本文介绍了使用PHP从div类中提取所有内容（包括HTML）的处理方法，对大家解决问题具有一定的参考价值，需要的朋友们下面随着小编来一起学习吧！

问题描述

示例HTML ...

Example HTML...

<html>
<head></head>
<body>
<table>
<tr>
    <td class="rsheader"><b>Header Content</b></td>
</tr>
<tr>
    <td class="rstext">Some text (Most likely will contain lots of HTML</td>
</tr>
</table>
</body>
</html>

我需要转换一页HTML页面是HTML页面的模板版本，HTML页面由几个框组成，每个框都有一个标题（在上面的代码中称为rsheader）和一些文本（在上述代码中称为rstext ）

I need to convert a page of HTML into a templated version of that HTML page. The HTML page is made up of several boxes, each with a header (refered to in the above code as "rsheader") and some text (refered to in the above code as "rstext").

我正在尝试编写一个PHP脚本来检索HTML页面，也许使用file_get_contents，然后提取rsheader和rstext div中的任何内容，基本上我不知道如何！我尝试过DOM实验，但我不太了解，尽管我设法提取文本，但忽略了任何HTML。

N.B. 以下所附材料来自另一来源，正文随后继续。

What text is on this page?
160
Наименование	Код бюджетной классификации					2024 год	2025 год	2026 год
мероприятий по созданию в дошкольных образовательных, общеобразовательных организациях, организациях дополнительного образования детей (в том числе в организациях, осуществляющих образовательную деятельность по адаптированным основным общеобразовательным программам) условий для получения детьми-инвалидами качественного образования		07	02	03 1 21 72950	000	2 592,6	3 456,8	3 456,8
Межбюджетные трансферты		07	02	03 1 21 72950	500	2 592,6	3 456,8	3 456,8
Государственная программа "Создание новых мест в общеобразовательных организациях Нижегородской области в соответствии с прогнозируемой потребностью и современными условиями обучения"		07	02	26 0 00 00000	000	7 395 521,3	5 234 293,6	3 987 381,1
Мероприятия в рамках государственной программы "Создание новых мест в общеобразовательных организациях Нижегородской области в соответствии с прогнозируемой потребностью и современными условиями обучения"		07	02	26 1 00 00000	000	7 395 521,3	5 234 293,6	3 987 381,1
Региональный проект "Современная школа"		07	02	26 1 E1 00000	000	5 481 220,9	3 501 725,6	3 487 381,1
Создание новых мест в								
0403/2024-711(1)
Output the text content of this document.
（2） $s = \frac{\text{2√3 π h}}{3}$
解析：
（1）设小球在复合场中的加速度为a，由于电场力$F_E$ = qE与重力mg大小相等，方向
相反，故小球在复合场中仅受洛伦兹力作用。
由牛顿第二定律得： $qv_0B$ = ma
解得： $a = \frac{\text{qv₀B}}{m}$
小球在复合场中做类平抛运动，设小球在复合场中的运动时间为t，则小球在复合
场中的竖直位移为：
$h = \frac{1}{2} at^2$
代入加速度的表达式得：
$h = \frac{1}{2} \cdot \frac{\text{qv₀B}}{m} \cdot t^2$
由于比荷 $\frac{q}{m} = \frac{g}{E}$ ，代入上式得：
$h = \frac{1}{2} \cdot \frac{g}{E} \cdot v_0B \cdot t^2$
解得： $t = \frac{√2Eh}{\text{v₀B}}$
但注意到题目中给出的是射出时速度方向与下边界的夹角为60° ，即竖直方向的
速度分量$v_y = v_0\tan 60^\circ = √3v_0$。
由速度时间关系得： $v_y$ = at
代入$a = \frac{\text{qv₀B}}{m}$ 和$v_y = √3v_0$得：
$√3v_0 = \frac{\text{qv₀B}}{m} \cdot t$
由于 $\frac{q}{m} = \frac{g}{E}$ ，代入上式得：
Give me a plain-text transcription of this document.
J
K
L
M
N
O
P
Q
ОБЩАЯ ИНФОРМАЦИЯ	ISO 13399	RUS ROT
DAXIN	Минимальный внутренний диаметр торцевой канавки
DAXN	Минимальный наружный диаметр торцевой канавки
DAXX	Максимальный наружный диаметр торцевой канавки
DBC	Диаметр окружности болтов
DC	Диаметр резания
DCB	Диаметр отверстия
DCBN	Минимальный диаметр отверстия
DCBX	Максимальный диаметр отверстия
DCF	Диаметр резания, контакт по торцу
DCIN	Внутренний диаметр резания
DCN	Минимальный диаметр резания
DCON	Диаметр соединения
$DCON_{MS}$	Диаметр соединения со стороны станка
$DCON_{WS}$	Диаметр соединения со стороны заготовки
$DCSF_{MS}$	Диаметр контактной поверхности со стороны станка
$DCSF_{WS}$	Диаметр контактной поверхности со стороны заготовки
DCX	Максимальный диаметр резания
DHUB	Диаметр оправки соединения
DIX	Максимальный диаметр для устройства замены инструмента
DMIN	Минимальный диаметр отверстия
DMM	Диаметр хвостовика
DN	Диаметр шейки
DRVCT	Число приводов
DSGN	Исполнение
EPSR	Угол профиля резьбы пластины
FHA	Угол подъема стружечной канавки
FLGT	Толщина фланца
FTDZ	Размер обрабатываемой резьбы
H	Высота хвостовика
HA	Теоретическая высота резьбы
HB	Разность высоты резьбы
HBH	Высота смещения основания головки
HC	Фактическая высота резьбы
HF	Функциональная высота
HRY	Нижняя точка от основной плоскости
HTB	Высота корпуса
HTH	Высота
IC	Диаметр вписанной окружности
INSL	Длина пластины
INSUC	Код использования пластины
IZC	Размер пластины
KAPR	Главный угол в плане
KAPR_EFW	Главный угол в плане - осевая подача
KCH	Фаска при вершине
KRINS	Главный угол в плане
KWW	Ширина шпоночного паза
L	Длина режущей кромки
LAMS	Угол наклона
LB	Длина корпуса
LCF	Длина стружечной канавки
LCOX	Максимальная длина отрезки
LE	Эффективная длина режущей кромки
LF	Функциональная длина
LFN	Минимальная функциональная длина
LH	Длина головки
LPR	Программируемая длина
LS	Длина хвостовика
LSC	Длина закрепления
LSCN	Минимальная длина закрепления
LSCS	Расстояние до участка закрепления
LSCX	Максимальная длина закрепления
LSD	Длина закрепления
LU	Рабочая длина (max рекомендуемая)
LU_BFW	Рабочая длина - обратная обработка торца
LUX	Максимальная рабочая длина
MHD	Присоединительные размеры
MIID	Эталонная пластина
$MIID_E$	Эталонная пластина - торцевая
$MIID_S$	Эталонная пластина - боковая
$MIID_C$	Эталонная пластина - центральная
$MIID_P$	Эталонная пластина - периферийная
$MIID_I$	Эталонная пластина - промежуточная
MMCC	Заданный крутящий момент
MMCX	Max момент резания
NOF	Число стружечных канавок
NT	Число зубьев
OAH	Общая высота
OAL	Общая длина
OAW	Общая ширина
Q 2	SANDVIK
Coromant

I'm trying to write a PHP script to retrieve the HTML page maybe using file_get_contents and then to extract whatever content is within the rsheader and rstext divs. Basically I don't know how to! I've tried experimenting with DOM but I don't know it too well and although I did manage to extract the text, it ignored any HTML.

我的PHP ...

<?php

$html = '<html>
<head></head>
<body>
<table>
<tr>
    <td class="rsheader"><b>Header Content</b></td>
</tr>
<tr>
    <td class="rstext">Some text (Most likely will contain lots of HTML</td>
</tr>
</table>
</body>
</html>';

$dom = new DomDocument();
$dom->loadHtml($html);
$xpath = new DomXpath($dom);
$div = $xpath->query('//*[@class="rsheader"]')->item(0);
echo $div->textContent;

?>

如果我做一个print_r（$ div）我看到这个...

If I do a print_r($div) I see this...

DOMElement Object
    (
    [tagName] => td
    [schemaTypeInfo] => 
    [nodeName] => td
    [nodeValue] => Header Content
    [nodeType] => 1
    [parentNode] => (object value omitted)
    [childNodes] => (object value omitted)
    [firstChild] => (object value omitted)
    [lastChild] => (object value omitted)
    [previousSibling] => 
    [nextSibling] => (object value omitted)
    [attributes] => (object value omitted)
    [ownerDocument] => (object value omitted)
    [namespaceURI] => 
    [prefix] => 
    [localName] => td
    [baseURI] => 
    [textContent] => Header Content
    )

如您所见，textContent节点中没有HTML标签让我相信我会这样做错误的方式：（

As you can see there are no HTML tags within the textContent node which leaves me to believe I'm going about it the wrong way :(

真的希望有人能够给我一些帮助...

Really hoping someone might be able to give me some help with this...

提前感谢

Paul

推荐答案

X-Path可能比这个任务要多一点，我会尝试使用DOMDocument的 getElementById（）方法，下面的例子是从这篇文章。

注意：更新为使用标签和类名而不是元素ID。 >

NOTE: Updated to use tag and class names instead of element IDs.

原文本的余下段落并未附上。